It’s been decades since I lived in an apartment. Where I come from, apartment living is something you outgrow, like being vegetarian or piercing weird body parts. When you “grow up,” you get to have a mortgage, a lawn to mow, and a furnace to replace.
Not in New York City. Everyone lives in apartments here. If you’re rich, you live in lavish penthouses high above the city, and if you’re poor, you live in the Bronx. But whatever your pedigree, the same streets await you. Everyone, rich or poor, famous or infamous, mingles on the street. (Unless your driver whisks you away to Martha’s Vineyard or…wherever rich people go.)
The sheer density of people is astounding.
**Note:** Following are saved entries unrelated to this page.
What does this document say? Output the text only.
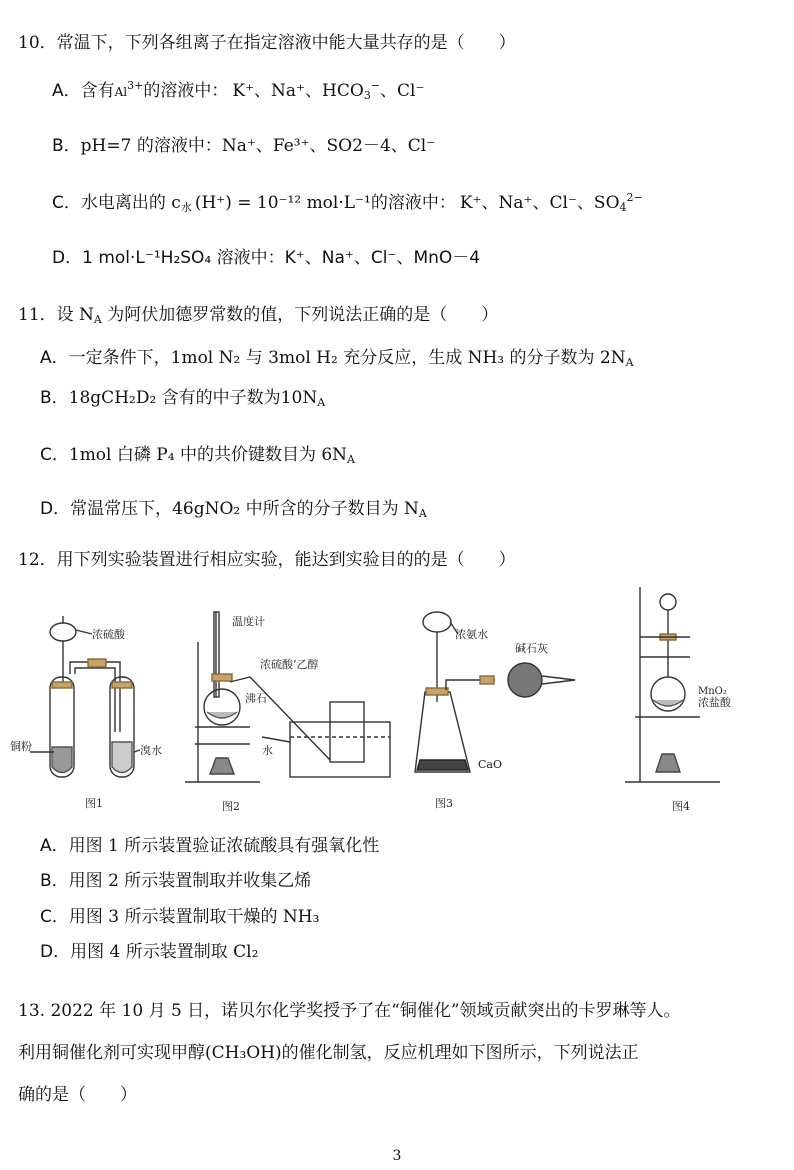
10．常温下，下列各组离子在指定溶液中能大量共存的是（　　）
A．含有$Al^{3+}$的溶液中： K⁺、Na⁺、$HCO_3^-$、Cl⁻
B．pH=7 的溶液中：Na⁺、Fe³⁺、SO2－4、Cl⁻
C．水电离出的 $c_水$ (H⁺) = 10⁻¹² mol·L⁻¹的溶液中： K⁺、Na⁺、Cl⁻、$SO_4^{2-}$
D．1 mol·L⁻¹H₂SO₄ 溶液中：K⁺、Na⁺、Cl⁻、MnO－4
11．设 $N_A$ 为阿伏加德罗常数的值，下列说法正确的是（　　）
A．一定条件下，1mol N₂ 与 3mol H₂ 充分反应，生成 NH₃ 的分子数为 $2N_A$
B．18gCH₂D₂ 含有的中子数为$10N_A$
C．1mol 白磷 P₄ 中的共价键数目为 $6N_A$
D．常温常压下，46gNO₂ 中所含的分子数目为 $N_A$
12．用下列实验装置进行相应实验，能达到实验目的的是（　　）
浓硫酸
铜粉	溴水
图1
温度计
浓硫酸’乙醇
沸石
水
图2
浓氨水
碱石灰
CaO
图3
MnO₂
浓盐酸
图4
A．用图 1 所示装置验证浓硫酸具有强氧化性
B．用图 2 所示装置制取并收集乙烯
C．用图 3 所示装置制取干燥的 NH₃
D．用图 4 所示装置制取 Cl₂
13. 2022 年 10 月 5 日，诺贝尔化学奖授予了在“铜催化”领域贡献突出的卡罗琳等人。
利用铜催化剂可实现甲醇(CH₃OH)的催化制氢，反应机理如下图所示，下列说法正
确的是（　　）
3
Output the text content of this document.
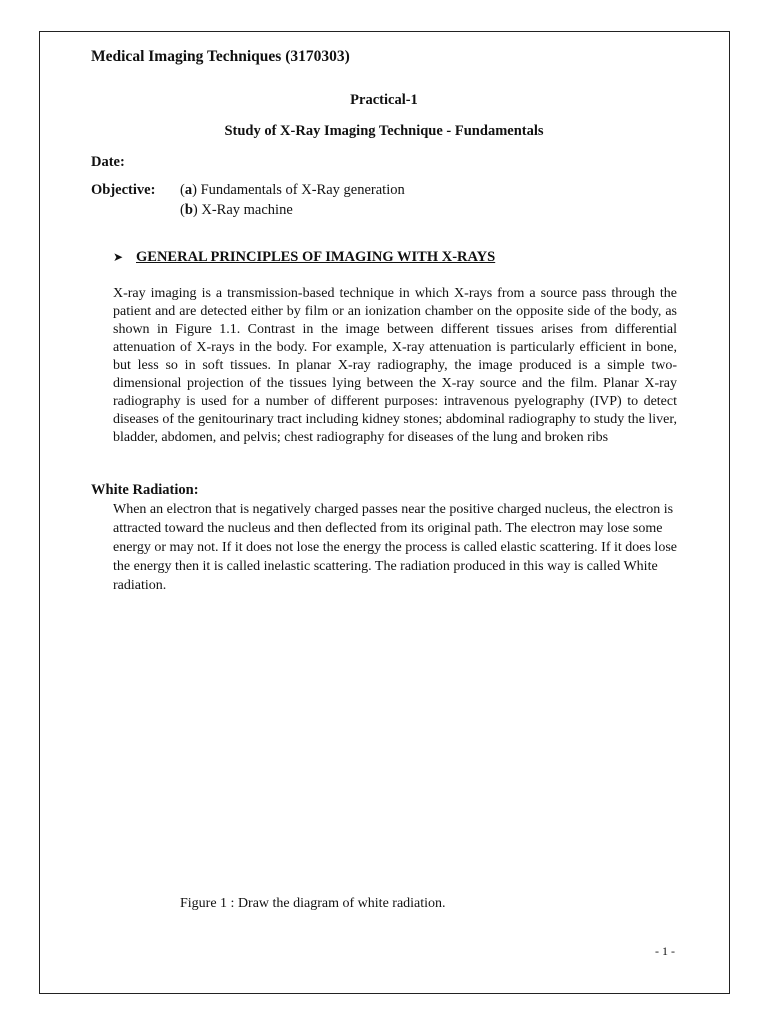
Medical Imaging Techniques (3170303)

Practical-1

Study of X-Ray Imaging Technique - Fundamentals

Date:

Objective: (a) Fundamentals of X-Ray generation

(b) X-Ray machine

➤ GENERAL PRINCIPLES OF IMAGING WITH X-RAYS

X-ray imaging is a transmission-based technique in which X-rays from a source pass through the patient and are detected either by film or an ionization chamber on the opposite side of the body, as shown in Figure 1.1. Contrast in the image between different tissues arises from differential attenuation of X-rays in the body. For example, X-ray attenuation is particularly efficient in bone, but less so in soft tissues. In planar X-ray radiography, the image produced is a simple two-dimensional projection of the tissues lying between the X-ray source and the film. Planar X-ray radiography is used for a number of different purposes: intravenous pyelography (IVP) to detect diseases of the genitourinary tract including kidney stones; abdominal radiography to study the liver, bladder, abdomen, and pelvis; chest radiography for diseases of the lung and broken ribs

White Radiation:

When an electron that is negatively charged passes near the positive charged nucleus, the electron is attracted toward the nucleus and then deflected from its original path. The electron may lose some energy or may not. If it does not lose the energy the process is called elastic scattering. If it does lose the energy then it is called inelastic scattering. The radiation produced in this way is called White radiation.

Figure 1 : Draw the diagram of white radiation.

- 1 -
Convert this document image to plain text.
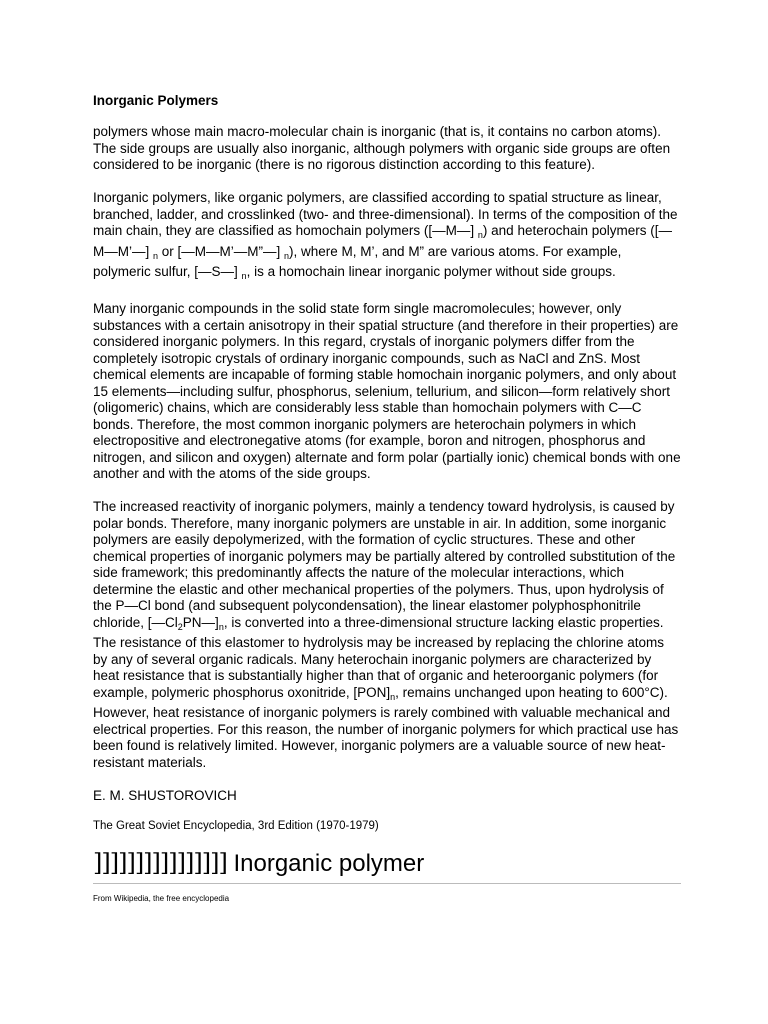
Inorganic Polymers

polymers whose main macro-molecular chain is inorganic (that is, it contains no carbon atoms). The side groups are usually also inorganic, although polymers with organic side groups are often considered to be inorganic (there is no rigorous distinction according to this feature).

Inorganic polymers, like organic polymers, are classified according to spatial structure as linear, branched, ladder, and crosslinked (two- and three-dimensional). In terms of the composition of the main chain, they are classified as homochain polymers ([—M—] $_n$) and heterochain polymers ([—M—M’—] $_n$ or [—M—M’—M”—] $_n$), where M, M’, and M” are various atoms. For example, polymeric sulfur, [—S—] $_n$, is a homochain linear inorganic polymer without side groups.

Many inorganic compounds in the solid state form single macromolecules; however, only substances with a certain anisotropy in their spatial structure (and therefore in their properties) are considered inorganic polymers. In this regard, crystals of inorganic polymers differ from the completely isotropic crystals of ordinary inorganic compounds, such as NaCl and ZnS. Most chemical elements are incapable of forming stable homochain inorganic polymers, and only about 15 elements—including sulfur, phosphorus, selenium, tellurium, and silicon—form relatively short (oligomeric) chains, which are considerably less stable than homochain polymers with C—C bonds. Therefore, the most common inorganic polymers are heterochain polymers in which electropositive and electronegative atoms (for example, boron and nitrogen, phosphorus and nitrogen, and silicon and oxygen) alternate and form polar (partially ionic) chemical bonds with one another and with the atoms of the side groups.

The increased reactivity of inorganic polymers, mainly a tendency toward hydrolysis, is caused by polar bonds. Therefore, many inorganic polymers are unstable in air. In addition, some inorganic polymers are easily depolymerized, with the formation of cyclic structures. These and other chemical properties of inorganic polymers may be partially altered by controlled substitution of the side framework; this predominantly affects the nature of the molecular interactions, which determine the elastic and other mechanical properties of the polymers. Thus, upon hydrolysis of the P—Cl bond (and subsequent polycondensation), the linear elastomer polyphosphonitrile chloride, $[—Cl_2PN—]_n$, is converted into a three-dimensional structure lacking elastic properties. The resistance of this elastomer to hydrolysis may be increased by replacing the chlorine atoms by any of several organic radicals. Many heterochain inorganic polymers are characterized by heat resistance that is substantially higher than that of organic and heteroorganic polymers (for example, polymeric phosphorus oxonitride, $[PON]_n$, remains unchanged upon heating to 600°C). However, heat resistance of inorganic polymers is rarely combined with valuable mechanical and electrical properties. For this reason, the number of inorganic polymers for which practical use has been found is relatively limited. However, inorganic polymers are a valuable source of new heat-resistant materials.

E. M. SHUSTOROVICH
The Great Soviet Encyclopedia, 3rd Edition (1970-1979)
]]]]]]]]]]]]]]]] Inorganic polymer
From Wikipedia, the free encyclopedia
All those towering buildings are full of people, and they go on for miles. The rents are astounding, too. Back in the day, I think I rented my spacious two-bedroom apartment in the heart of Detroit for, oh, about $300/month. That was when the city was the Murder Capital of the World. As I recall, there were 600 murders one year. So, yes, rents were cheap.
I don’t think you could live on the street in New York for $300. I’m staying at the northern tip of Manhattan which is considered slightly off the beaten track (an oxymoron in New York–tracks to everywhere are beaten) and somewhat less fashionable, ergo, cheaper. (Cheap being relative here.)
The rent is $1800/month, which is more than three times the mortgage on the large Victorian house with three acres that I used to own.
Here’s what $1800/month gets you in New York:
So there you have it. Nothing fancy, but very livable. Still, you could buy a whole lotta square footage for that rent in about 95 percent of the rest of the country.